Another important factor to consider if there are any opportunities in other markets, so we pull the total number of customers, total sales, average sales per customer, and average order size for each country.

In [29]:
%%sql

SELECT
country_2 AS country,
COUNT(DISTINCT customer_id) AS total_customers,
CAST(SUM(total) AS int) AS total_sales,
CAST(SUM(total)/COUNT(DISTINCT customer_id) AS int) AS avg_sales,
ROUND(SUM(total)/COUNT(invoice_id),1) AS avg_order
FROM

(SELECT
CASE 
    WHEN (SELECT COUNT(*) FROM customer WHERE country=c.country)=1 THEN "Other"
    ELSE c.country
    END AS country_2,
c.customer_id,
i.total,
i.invoice_id,
CASE
    WHEN (SELECT COUNT(*) FROM customer WHERE country=c.country)=1 THEN 1
    ELSE 0
    END AS other_sort

FROM customer AS c

LEFT JOIN invoice AS i ON c.customer_id=i.customer_id)

GROUP BY 1
ORDER BY other_sort ASC, total_customers DESC

 * sqlite:///chinook.db
Done.


country,total_customers,total_sales,avg_sales,avg_order
USA,13,1040,80,7.9
Canada,8,535,66,7.0
Brazil,5,427,85,7.0
France,5,389,77,7.8
Germany,4,334,83,8.2
United Kingdom,3,245,81,8.8
Czech Republic,2,273,136,9.1
India,2,183,91,8.7
Portugal,2,185,92,6.4
Other,15,1094,72,7.4


Based on our analysis above, there could be opportunity in the Czech Republic due to the higher average sales per customer. 

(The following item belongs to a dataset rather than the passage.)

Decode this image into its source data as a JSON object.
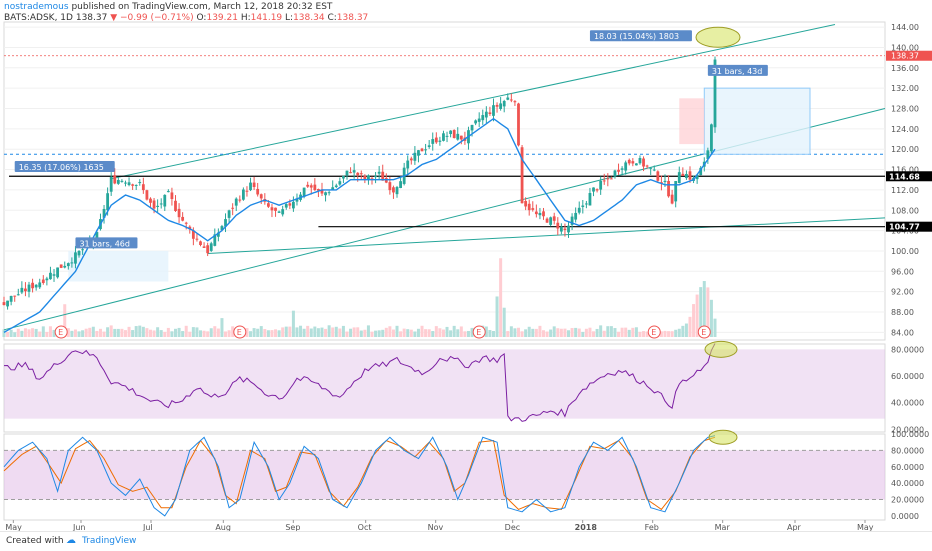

Some ways to improve analysis:
* Increase sample size
* Benchmark total customers to population size - smaller markets that have high average sales per customer or average order size can appear to be better opportunities than they are if they the market cannot support additional sales.

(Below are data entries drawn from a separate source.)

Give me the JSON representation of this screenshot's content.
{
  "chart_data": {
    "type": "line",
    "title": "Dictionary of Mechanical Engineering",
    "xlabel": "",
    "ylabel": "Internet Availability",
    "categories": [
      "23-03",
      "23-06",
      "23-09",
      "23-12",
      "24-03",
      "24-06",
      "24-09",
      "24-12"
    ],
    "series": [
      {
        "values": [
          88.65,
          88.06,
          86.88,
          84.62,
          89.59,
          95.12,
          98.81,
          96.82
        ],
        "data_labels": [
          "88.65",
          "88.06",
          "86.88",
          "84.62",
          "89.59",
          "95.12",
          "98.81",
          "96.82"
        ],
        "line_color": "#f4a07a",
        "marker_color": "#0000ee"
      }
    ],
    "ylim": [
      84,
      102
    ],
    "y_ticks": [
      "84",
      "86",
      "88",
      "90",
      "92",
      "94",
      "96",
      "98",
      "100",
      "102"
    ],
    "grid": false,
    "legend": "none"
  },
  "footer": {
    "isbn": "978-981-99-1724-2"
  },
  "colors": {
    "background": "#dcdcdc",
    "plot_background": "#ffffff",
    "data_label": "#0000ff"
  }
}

### 5. Albums versus individual tracks

Currently the Chinook store allows customers to make purchases in one of two ways:
* Purchase a whole album
* Purchase collection of one or more individual tracks

Management is considering purchasing only the most popular tracks from an album rather than purchasing every track from an album. Thus, we need to determine the proportion of purchases that are individual tracks versus whole albums.

In [30]:
%%sql

WITH invoice_final AS 
(SELECT il.invoice_id AS invoice_id,
MIN(il.track_id) AS min_track_id
FROM invoice_line AS il
GROUP BY 1)

SELECT album_purchased,
COUNT(invoice_id) AS no_invoices,
ROUND(CAST(COUNT(invoice_id) AS float)/
(SELECT COUNT(*) FROM invoice),3) AS percentage_invoices

FROM
(SELECT if.*,
CASE
    WHEN 
        (SELECT track_id FROM invoice_line
        WHERE invoice_id=if.invoice_id
        EXCEPT
        SELECT track_id FROM track
        WHERE album_id=
        (SELECT album_id FROM track WHERE track_id=if.min_track_id)) 
        IS NULL
    AND
        (SELECT track_id FROM track
        WHERE album_id=
        (SELECT album_id FROM track WHERE track_id=if.min_track_id)
        EXCEPT
        SELECT track_id FROM invoice_line
        WHERE invoice_id=if.invoice_id)
        IS NULL
    THEN "yes"
    ELSE "no"
    END AS album_purchased

FROM invoice_final AS if)

GROUP BY 1;

 * sqlite:///chinook.db
Done.


album_purchased,no_invoices,percentage_invoices
no,500,0.814
yes,114,0.186


From our analysis, we can see that a decent portion (18.6%) of purchases are of whole albums, so only purchasing the most popular albums could result in a loss of up to that proportion of revenue.